Born: Monday 20th July 1931
Died: Wednesday 8th June 2011 (age: 79)

The Guardian (Obituary)

Roy Skelton was a well known actor and voice artist, who contributed to dozens of Doctor Who episodes across the eras of all seven of the classic series Doctors.

Best known in Doctor Who circles for his Dalek and Cyberman voices, he was also well-known in British television for his voice work on the famous children's series Rainbow, where he famously provided the vocal characterisation of the puppets George and Zippy.

Born in Manchester in July 1931, Skelton's first involvement with Doctor Who came when he provided voices for the Monoids in the 1966 William Hartnell serial The Ark. He returned to the series later that year to provide voices to the first ever Cybermen in Hartnell's finale as the Doctor, The Tenth Planet. It was in 1967 that he first took on the role he became most associated with on Doctor Who, when he voiced the Daleks in Evil of the Daleks, lining up against Second Doctor Patrick Troughton. He then provided Dalek voices right through until their final classic series appearance in 1988 Remembrance of the Daleks, starring Sylvester McCoy. He also made the occasional on-screen appearance, such as briefly playing the body of the Spiridon Wester, whose voice he had provided, when the character became visible on his death in the Jon Pertwee serial Planet of the Daleks in 1973.

Skelton's ability to provide Dalek voices in different registers which he could switch between as recording was in progress enabled a variety of characterisation and conversation to be played in Dalek scenes.

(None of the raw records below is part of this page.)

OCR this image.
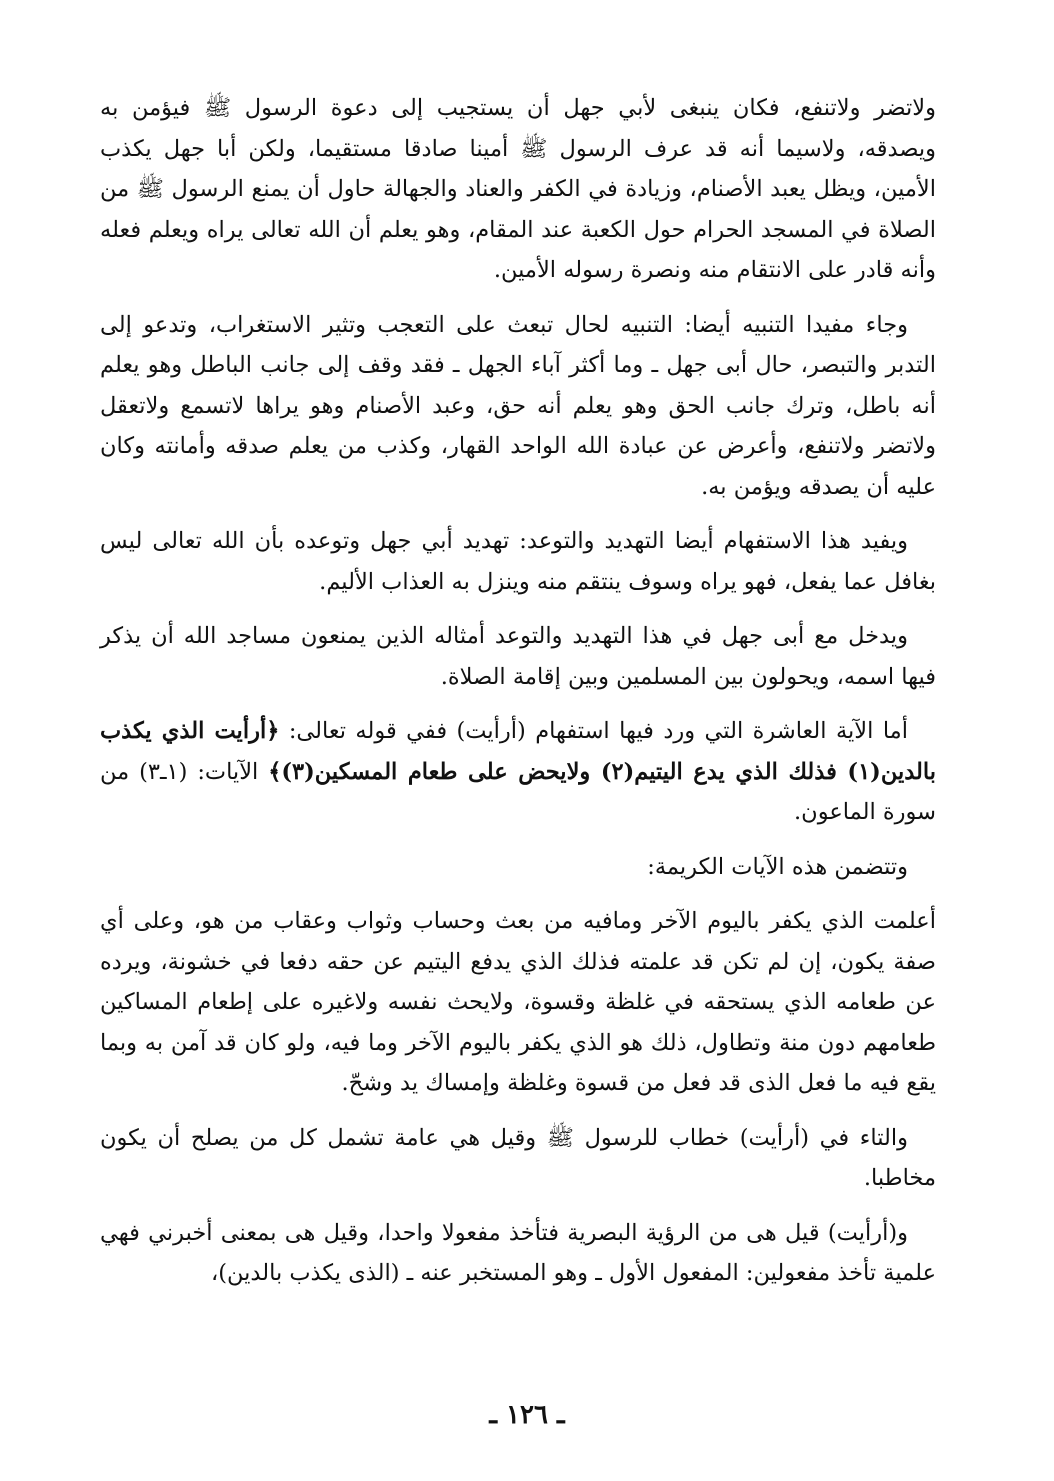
ولاتضر ولاتنفع، فكان ينبغى لأبي جهل أن يستجيب إلى دعوة الرسول ﷺ فيؤمن به ويصدقه، ولاسيما أنه قد عرف الرسول ﷺ أمينا صادقا مستقيما، ولكن أبا جهل يكذب الأمين، ويظل يعبد الأصنام، وزيادة في الكفر والعناد والجهالة حاول أن يمنع الرسول ﷺ من الصلاة في المسجد الحرام حول الكعبة عند المقام، وهو يعلم أن الله تعالى يراه ويعلم فعله وأنه قادر على الانتقام منه ونصرة رسوله الأمين.

وجاء مفيدا التنبيه أيضا: التنبيه لحال تبعث على التعجب وتثير الاستغراب، وتدعو إلى التدبر والتبصر، حال أبى جهل ـ وما أكثر آباء الجهل ـ فقد وقف إلى جانب الباطل وهو يعلم أنه باطل، وترك جانب الحق وهو يعلم أنه حق، وعبد الأصنام وهو يراها لاتسمع ولاتعقل ولاتضر ولاتنفع، وأعرض عن عبادة الله الواحد القهار، وكذب من يعلم صدقه وأمانته وكان عليه أن يصدقه ويؤمن به.

ويفيد هذا الاستفهام أيضا التهديد والتوعد: تهديد أبي جهل وتوعده بأن الله تعالى ليس بغافل عما يفعل، فهو يراه وسوف ينتقم منه وينزل به العذاب الأليم.

ويدخل مع أبى جهل في هذا التهديد والتوعد أمثاله الذين يمنعون مساجد الله أن يذكر فيها اسمه، ويحولون بين المسلمين وبين إقامة الصلاة.

أما الآية العاشرة التي ورد فيها استفهام (أرأيت) ففي قوله تعالى: ﴿أرأيت الذي يكذب بالدين(١) فذلك الذي يدع اليتيم(٢) ولايحض على طعام المسكين(٣)﴾ الآيات: (١ـ٣) من سورة الماعون.

وتتضمن هذه الآيات الكريمة:

أعلمت الذي يكفر باليوم الآخر ومافيه من بعث وحساب وثواب وعقاب من هو، وعلى أي صفة يكون، إن لم تكن قد علمته فذلك الذي يدفع اليتيم عن حقه دفعا في خشونة، ويرده عن طعامه الذي يستحقه في غلظة وقسوة، ولايحث نفسه ولاغيره على إطعام المساكين طعامهم دون منة وتطاول، ذلك هو الذي يكفر باليوم الآخر وما فيه، ولو كان قد آمن به وبما يقع فيه ما فعل الذى قد فعل من قسوة وغلظة وإمساك يد وشحّ.

والتاء في (أرأيت) خطاب للرسول ﷺ وقيل هي عامة تشمل كل من يصلح أن يكون مخاطبا.

و(أرأيت) قيل هى من الرؤية البصرية فتأخذ مفعولا واحدا، وقيل هى بمعنى أخبرني فهي علمية تأخذ مفعولين: المفعول الأول ـ وهو المستخبر عنه ـ (الذى يكذب بالدين)،

ـ ١٢٦ ـ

This ability to quickly switch between voices also served him well on Rainbow, a series he stayed with from its origins in the early 1970s through to the 1990s, where he was frequently called on to voice quick-fire conversations between his two characters of George and Zippy.

His association with two such long-lasting series fondly remembered by the British public meant that Skelton often appeared in documentaries and interviews, and he even returned to voice Zippy for a surreal guest appearance in a 2008 episode of the BBC One drama series Ashes to Ashes, set in an illusory version of the early 1980s.